I want to tell you about something that happened to me last February in the parking lot of a grocery store, because I think about it at least once a week and I have not found a way to stop.
I am seventy years old. My name is not important. What is important is that I was having a very hard month. My husband of forty-four years had been in the hospital for a procedure that turned out to be more serious than the doctors initially believed. My daughter lived three states away. I had not slept properly in ten days. I was moving through the days on the kind of autopilot that leaves you functional but barely present, doing the necessary things in the necessary order without quite feeling like you are really there.

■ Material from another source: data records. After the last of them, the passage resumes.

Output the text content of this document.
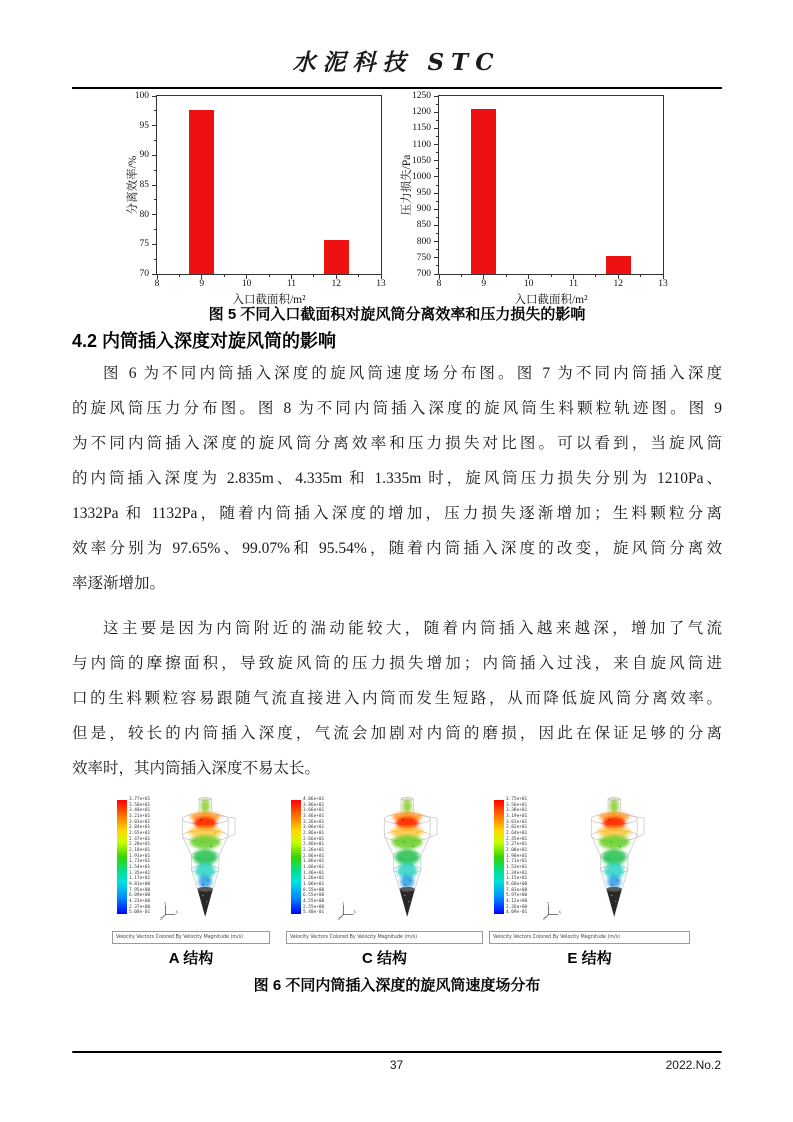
水泥科技 STC
分离效率/%
70
75
80
85
90
95
100
8	9	10	11	12	13
入口截面积/m²
压力损失/Pa
700
750
800
850
900
950
1000
1050
1100
1150
1200
1250
8	9	10	11	12	13
入口截面积/m²
图 5 不同入口截面积对旋风筒分离效率和压力损失的影响
4.2 内筒插入深度对旋风筒的影响
图 6 为不同内筒插入深度的旋风筒速度场分布图。图 7 为不同内筒插入深度
的旋风筒压力分布图。图 8 为不同内筒插入深度的旋风筒生料颗粒轨迹图。图 9
为不同内筒插入深度的旋风筒分离效率和压力损失对比图。可以看到，当旋风筒
的内筒插入深度为 2.835m、4.335m 和 1.335m 时，旋风筒压力损失分别为 1210Pa、
1332Pa 和 1132Pa，随着内筒插入深度的增加，压力损失逐渐增加；生料颗粒分离
效率分别为 97.65%、99.07%和 95.54%，随着内筒插入深度的改变，旋风筒分离效
率逐渐增加。
这主要是因为内筒附近的湍动能较大，随着内筒插入越来越深，增加了气流
与内筒的摩擦面积，导致旋风筒的压力损失增加；内筒插入过浅，来自旋风筒进
口的生料颗粒容易跟随气流直接进入内筒而发生短路，从而降低旋风筒分离效率。
但是，较长的内筒插入深度，气流会加剧对内筒的磨损，因此在保证足够的分离
效率时，其内筒插入深度不易太长。
3.77e+01
3.58e+01
3.40e+01
3.21e+01
3.03e+01
2.84e+01
2.65e+01
2.47e+01
2.28e+01
2.10e+01
1.91e+01
1.73e+01
1.54e+01
1.35e+01
1.17e+01
9.81e+00
7.95e+00
6.09e+00
4.23e+00
2.37e+00
5.08e-01
Velocity Vectors Colored By Velocity Magnitude (m/s)
4.06e+01
3.86e+01
3.66e+01
3.46e+01
3.26e+01
3.06e+01
2.86e+01
2.66e+01
2.46e+01
2.26e+01
2.06e+01
1.86e+01
1.66e+01
1.46e+01
1.26e+01
1.06e+01
8.55e+00
6.55e+00
4.55e+00
2.55e+00
5.40e-01
Velocity Vectors Colored By Velocity Magnitude (m/s)
3.75e+01
3.56e+01
3.38e+01
3.19e+01
3.01e+01
2.82e+01
2.64e+01
2.45e+01
2.27e+01
2.08e+01
1.90e+01
1.71e+01
1.53e+01
1.34e+01
1.15e+01
9.68e+00
7.83e+00
5.97e+00
4.12e+00
2.26e+00
4.09e-01
Velocity Vectors Colored By Velocity Magnitude (m/s)
A 结构	C 结构	E 结构
图 6 不同内筒插入深度的旋风筒速度场分布
37	2022.No.2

I was in the grocery store buying soup. Canned soup, because I did not have the capacity for anything that required more than a pot and a can opener. I was in the soup aisle for a long time because I could not decide between two very similar soups and my ability to make decisions had temporarily left me.
A young woman appeared beside me. She was maybe twenty-five, in a store uniform, restocking the shelf. She glanced at me and then looked again in the way people look when something in someone’s face stops them.
She said: “Are you okay?”
Not the rhetorical kind. The actual kind. The kind with eye contact and a pause afterward that left real room for an honest answer.
I told her my husband was in the hospital. I do not know exactly why I told her. Perhaps because she had asked in a way that made it feel like the truth was an acceptable response.